Ueber Coignet's Verfahren zur Zubereitung der für die
Fabrication von Kunstdünger bestimmten Substanzen thierischen Ursprunges; Bericht von
Hervé
Mangon.
Aus dem Bulletin de la Société
d'Encouragement, September 1873, S. 502.
Coignet's Verfahren zur Zubereitung der Substanzen thierischen
Ursprungs welche zur Düngerfabrication bestimmt sind.
Unserem Comité für Landwirthschaft ist eine Mittheilung des Hrn. Coignet (130, rue Lafayette
in Paris) über die ihm eigenthümlichen neuen Methoden zur Zubereitung der für die
Fabrication seiner Kunstdünger bestimmten thierischen Substanzen überwiesen worden.
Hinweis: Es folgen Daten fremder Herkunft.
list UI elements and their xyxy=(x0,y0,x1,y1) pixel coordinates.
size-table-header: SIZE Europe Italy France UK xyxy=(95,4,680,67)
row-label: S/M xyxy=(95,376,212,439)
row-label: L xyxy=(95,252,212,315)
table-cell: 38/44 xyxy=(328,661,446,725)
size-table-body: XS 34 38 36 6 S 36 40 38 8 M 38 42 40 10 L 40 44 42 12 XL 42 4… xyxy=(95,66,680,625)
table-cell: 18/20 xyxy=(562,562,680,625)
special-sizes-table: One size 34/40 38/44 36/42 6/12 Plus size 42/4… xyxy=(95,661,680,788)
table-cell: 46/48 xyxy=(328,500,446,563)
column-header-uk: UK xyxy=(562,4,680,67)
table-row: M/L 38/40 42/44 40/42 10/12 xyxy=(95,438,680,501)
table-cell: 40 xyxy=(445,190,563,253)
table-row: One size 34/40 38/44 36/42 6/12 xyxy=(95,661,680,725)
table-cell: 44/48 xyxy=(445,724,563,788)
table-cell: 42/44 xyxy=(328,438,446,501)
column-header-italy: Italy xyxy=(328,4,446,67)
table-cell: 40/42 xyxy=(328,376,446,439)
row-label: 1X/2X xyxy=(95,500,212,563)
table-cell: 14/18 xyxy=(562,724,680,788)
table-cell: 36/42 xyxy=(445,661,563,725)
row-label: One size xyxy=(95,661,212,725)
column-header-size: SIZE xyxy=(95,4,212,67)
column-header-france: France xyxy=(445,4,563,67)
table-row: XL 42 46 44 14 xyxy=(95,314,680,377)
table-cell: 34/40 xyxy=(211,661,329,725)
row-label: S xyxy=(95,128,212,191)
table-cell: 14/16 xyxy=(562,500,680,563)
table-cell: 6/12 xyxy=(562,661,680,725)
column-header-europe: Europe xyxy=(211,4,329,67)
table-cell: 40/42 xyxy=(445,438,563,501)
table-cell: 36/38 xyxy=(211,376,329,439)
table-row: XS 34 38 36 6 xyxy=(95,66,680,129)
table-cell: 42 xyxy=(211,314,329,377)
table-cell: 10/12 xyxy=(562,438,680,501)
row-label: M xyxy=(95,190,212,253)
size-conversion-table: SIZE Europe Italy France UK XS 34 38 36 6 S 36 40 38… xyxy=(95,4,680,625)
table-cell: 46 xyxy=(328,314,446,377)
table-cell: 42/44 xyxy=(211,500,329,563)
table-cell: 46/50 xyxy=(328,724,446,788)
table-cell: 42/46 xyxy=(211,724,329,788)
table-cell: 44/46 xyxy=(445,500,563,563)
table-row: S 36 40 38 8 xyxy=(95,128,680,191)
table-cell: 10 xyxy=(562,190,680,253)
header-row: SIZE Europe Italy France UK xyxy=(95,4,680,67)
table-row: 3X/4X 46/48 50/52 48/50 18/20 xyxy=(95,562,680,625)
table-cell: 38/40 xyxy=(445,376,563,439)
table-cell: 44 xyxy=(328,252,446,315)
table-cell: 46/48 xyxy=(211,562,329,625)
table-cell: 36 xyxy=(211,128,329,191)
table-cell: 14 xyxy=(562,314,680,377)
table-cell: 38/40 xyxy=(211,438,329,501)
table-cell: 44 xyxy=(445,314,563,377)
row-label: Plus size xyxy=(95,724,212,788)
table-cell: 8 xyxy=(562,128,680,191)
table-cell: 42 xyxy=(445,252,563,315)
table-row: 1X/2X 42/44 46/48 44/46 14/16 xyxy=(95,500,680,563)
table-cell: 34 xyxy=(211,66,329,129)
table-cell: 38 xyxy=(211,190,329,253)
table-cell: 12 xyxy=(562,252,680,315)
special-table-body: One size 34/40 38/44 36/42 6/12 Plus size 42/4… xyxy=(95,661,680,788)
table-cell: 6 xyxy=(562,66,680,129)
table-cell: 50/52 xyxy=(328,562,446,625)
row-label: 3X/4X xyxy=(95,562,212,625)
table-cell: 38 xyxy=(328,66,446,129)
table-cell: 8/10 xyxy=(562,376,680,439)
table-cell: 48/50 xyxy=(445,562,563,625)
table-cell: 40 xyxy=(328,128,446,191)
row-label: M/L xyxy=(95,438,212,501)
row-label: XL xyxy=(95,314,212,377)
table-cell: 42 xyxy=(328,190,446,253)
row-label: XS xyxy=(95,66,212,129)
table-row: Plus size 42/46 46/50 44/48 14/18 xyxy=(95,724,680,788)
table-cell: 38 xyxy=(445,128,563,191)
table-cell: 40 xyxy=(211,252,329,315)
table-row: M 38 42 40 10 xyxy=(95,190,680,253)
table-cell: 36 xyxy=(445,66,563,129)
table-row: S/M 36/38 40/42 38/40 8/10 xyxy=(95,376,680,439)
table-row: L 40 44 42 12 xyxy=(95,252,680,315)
Das gedachte Comité hat es stets vermieden, ein Urtheil über den Werth der
Dünger, von denen der Gesellschaft Proben übersendet wurden, abzugeben und wird auch
bei der vorliegenden Gelegenheit von seiner gewohnten Zurückhaltung nicht abgehen,
trotz der ganz besonderen Hochachtung, von der es für das Haus Coignet erfüllt ist. Das Comité sieht also davon ab, über die, der
erwähnten Mittheilung beigegebenen Düngerproben sich auszusprechen, betrachtet es
jedoch als Pflicht, auf die neuen Fabricationsmethoden des Hrn. Coignet näher einzugehen, indem dieselben jedenfalls sehr
mannichfaltige Anwendungen finden und die Verwerthung vieler Substanzen ermöglichen
werden, welche die Landwirthschaft, ungeachtet deren großen Reichthumes an
dungkräftigen Elementen, bisher nicht mit Vortheil zu benutzen im Stande war.
Horn, Hufe und Klauen, Haare, Abfälle von gegerbten Häuten, wollene Lumpen u. dgl.
sind bekanntlich sehr reich an Stickstoff und anderen dungkräftigen Bestandtheilen;
die Schwierigkeit, diese Substanzen in feines Pulver zu verwandeln, um sie dem Boden
beimengen zu können, und die außerordentliche Langsamkeit mit der ihre Zersetzung im
Boden vor sich geht, gestatteten jedoch bisher nicht, einen dem Werthe ihrer
Bestandtheile entsprechenden Vortheil aus ihnen zu ziehen.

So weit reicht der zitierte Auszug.